AT THE O'CONNOR HOUSEHOLD, the scenario is different, Kyle, 18, will be their first to leave home when he leaves for the University of Virginia in the fall.

"We're really looking forward to it, and he's ready to go," said father, Matt O'Connor. "Although, once he's out the door, that all may change."

"My younger brothers are already planning on what to do with my room," joked Kyle O'Connor.

These three seniors will also be missed in the school and local community, where they were active in numerous organizations.

Jean Turrentine, a retired Advanced Placement American history teacher, said in the years she taught O'Connor and Maguire she watched them make Herndon a better place because of their kindness.

"I have a lot of pride and happiness for all they're going to accomplish," she said, explaining she had come to the practice graduation to congratulate her past students. "I am proud to see them so grown up."

"It is an outstanding class," she said, "it's one of the brightest, most articulate classes to come through here — at least in the five years that I was here."

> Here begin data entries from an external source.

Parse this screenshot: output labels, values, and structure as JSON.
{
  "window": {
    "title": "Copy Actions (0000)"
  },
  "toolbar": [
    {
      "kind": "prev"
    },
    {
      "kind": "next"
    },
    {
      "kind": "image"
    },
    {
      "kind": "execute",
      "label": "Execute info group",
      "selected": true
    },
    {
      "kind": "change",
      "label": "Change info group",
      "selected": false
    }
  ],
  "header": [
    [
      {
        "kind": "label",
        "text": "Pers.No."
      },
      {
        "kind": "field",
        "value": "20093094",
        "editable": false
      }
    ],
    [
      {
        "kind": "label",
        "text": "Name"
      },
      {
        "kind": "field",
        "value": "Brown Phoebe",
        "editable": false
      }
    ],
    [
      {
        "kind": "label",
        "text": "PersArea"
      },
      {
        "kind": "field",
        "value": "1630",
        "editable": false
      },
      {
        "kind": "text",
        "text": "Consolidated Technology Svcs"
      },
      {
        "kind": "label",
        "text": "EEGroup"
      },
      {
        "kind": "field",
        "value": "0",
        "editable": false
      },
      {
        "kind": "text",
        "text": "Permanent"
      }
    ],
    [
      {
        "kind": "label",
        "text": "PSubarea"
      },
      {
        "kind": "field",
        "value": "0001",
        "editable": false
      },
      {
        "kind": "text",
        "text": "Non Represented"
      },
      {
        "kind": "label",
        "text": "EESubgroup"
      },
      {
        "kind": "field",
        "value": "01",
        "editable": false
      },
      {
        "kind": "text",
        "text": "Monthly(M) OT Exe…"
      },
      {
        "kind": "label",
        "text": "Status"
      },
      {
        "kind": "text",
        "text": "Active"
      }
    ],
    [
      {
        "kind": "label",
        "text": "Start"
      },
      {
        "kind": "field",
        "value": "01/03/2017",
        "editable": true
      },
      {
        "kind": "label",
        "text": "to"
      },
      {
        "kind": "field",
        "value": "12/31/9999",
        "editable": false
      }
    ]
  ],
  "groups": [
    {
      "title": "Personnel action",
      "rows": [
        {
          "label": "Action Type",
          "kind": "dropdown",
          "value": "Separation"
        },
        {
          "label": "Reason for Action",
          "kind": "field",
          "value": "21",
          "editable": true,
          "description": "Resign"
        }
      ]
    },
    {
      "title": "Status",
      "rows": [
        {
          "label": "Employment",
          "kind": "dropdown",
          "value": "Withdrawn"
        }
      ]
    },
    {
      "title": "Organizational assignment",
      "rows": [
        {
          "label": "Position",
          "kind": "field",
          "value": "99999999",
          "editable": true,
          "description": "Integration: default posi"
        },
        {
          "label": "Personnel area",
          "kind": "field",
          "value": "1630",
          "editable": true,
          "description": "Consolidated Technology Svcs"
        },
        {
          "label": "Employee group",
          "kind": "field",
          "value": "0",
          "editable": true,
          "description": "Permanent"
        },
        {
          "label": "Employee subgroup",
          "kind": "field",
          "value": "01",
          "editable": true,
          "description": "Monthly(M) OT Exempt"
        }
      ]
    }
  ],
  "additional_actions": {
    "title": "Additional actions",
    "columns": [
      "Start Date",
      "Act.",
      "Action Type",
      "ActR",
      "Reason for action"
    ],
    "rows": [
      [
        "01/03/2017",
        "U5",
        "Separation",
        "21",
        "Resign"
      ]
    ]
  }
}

THE LIST OF ORGANIZATIONS and accomplishments for Maguire, Meyers and O'Connor is long, but some of their highlights include:

All three were members of the National Honor Society; Maguire was the president of Key Club, drum major for the band, participated in choir and the school musical; Meyers maintained a grade point average of 4.0 or higher throughout her four years at Herndon, she completed a semester-long internship (normally offered only to college students) with CNN's Crossfire and was a member of the school's language and math clubs; O'Connor completed internships in U.S. Sen. Edward Kennedy's office on Capitol Hill and one with the Loudoun Hospital, he was on school lacrosse team for three years, and he maintained a GPA of 3.8 or higher throughout his four years at Herndon.

O'Connor was also the recipient of the Faculty Award, an award that principal Janice Leslie said is the highest award a senior can receive, and one that she said Kyle O'Connor's school and community involvement's deemed him more than worthy of receiving.

"We were very surprised," said Kyle O'Connor's dad, adding that as a teacher at the high school he knew his son had been nominated. "I didn't expect him to win it, we are very proud of him."